Charlotte Slivka
Misty and Maven

She just wanted to see what would happen. She thought Maven would float. She wanted her to, she should have. More plop than splash, and then she just sank so quickly, like she knew exactly where she was going and wasted no time in getting to the bottom. Sank so quickly Misty barely had time to retain the ghost image of Maven’s receding face, her eyes fluttering their plastic lashes all the way down. Open close open close bright blue blinking a Morse code of blame: goodbye forever, you did this, not me.

Misty stared wide-eyed at the circles on the surface of the water where her doll had just been. Her mind froze. She stopped breathing.

What just happened?

She pushed the impossibility of Maven’s gone-ness from the moment and continued to hold her breath. She thought that if she held her breath she could hold time and give Maven a chance to pop back up. Time would stop and not move onto a place where Maven wasn’t and Misty was alone.

A bubble, then two more burst the surface.
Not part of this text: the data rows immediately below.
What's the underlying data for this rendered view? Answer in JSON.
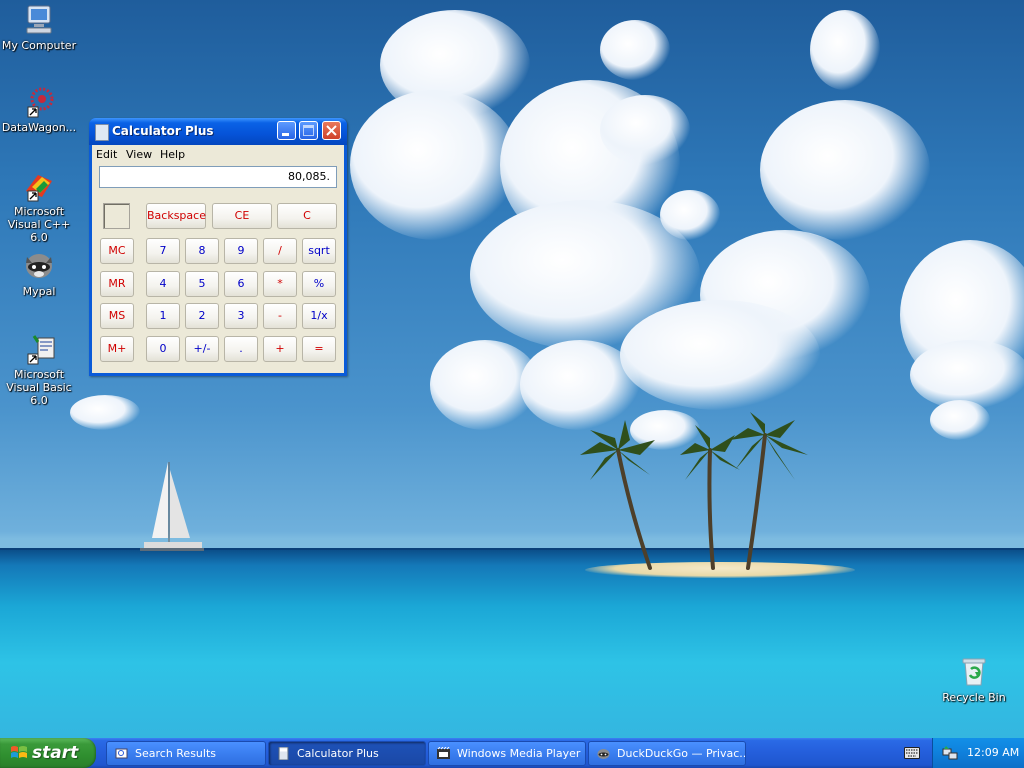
{
  "desktop": {
    "icons": [
      {
        "label": "My Computer"
      },
      {
        "label": "DataWagon..."
      },
      {
        "label": "Microsoft Visual C++ 6.0"
      },
      {
        "label": "Mypal"
      },
      {
        "label": "Microsoft Visual Basic 6.0"
      },
      {
        "label": "Recycle Bin"
      }
    ]
  },
  "calculator": {
    "title": "Calculator Plus",
    "menu": [
      "Edit",
      "View",
      "Help"
    ],
    "display": "80,085.",
    "keys": {
      "backspace": "Backspace",
      "ce": "CE",
      "c": "C",
      "mc": "MC",
      "mr": "MR",
      "ms": "MS",
      "mplus": "M+",
      "n7": "7",
      "n8": "8",
      "n9": "9",
      "div": "/",
      "sqrt": "sqrt",
      "n4": "4",
      "n5": "5",
      "n6": "6",
      "mul": "*",
      "pct": "%",
      "n1": "1",
      "n2": "2",
      "n3": "3",
      "sub": "-",
      "inv": "1/x",
      "n0": "0",
      "sign": "+/-",
      "dot": ".",
      "add": "+",
      "eq": "="
    }
  },
  "taskbar": {
    "start": "start",
    "tasks": [
      {
        "label": "Search Results"
      },
      {
        "label": "Calculator Plus"
      },
      {
        "label": "Windows Media Player"
      },
      {
        "label": "DuckDuckGo — Privac..."
      }
    ],
    "clock": "12:09 AM"
  }
}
Misty let her breath drop.

She pressed her palms into the mud where the pond met her fingers and lowered her face to follow the trace of bubbles down into the green cloudy depths to the deep grey shadows. Cold muck swelled up around the tops of her hands and oozed over so that just a short pink road of curved flesh showed through. Her knees, shins, and toes sank into a wet and boggy ground that rose to meet and consume her little legs in their ballerina tights and cotton canvas sneakers. Her face, so close the tip of her nose, touched the water, and the smell of green algae and stagnant decay stung her eyes and made her blink, each lash carrying away a tiny bead of water. She looked as hard as she could. Willed her eyes to see deeper, to the dark in the dark, to the darkest part for an outline that could be Maven’s. Closer and her nose and mouth were in the water, closer and her whole face broke the surface. She thought if she looked under the water then maybe she could see Maven because maybe they had the same eyes and now she could only be seen underwater. If she put her whole head in, maybe she could hear. If she put her whole head in, she could stop the screaming.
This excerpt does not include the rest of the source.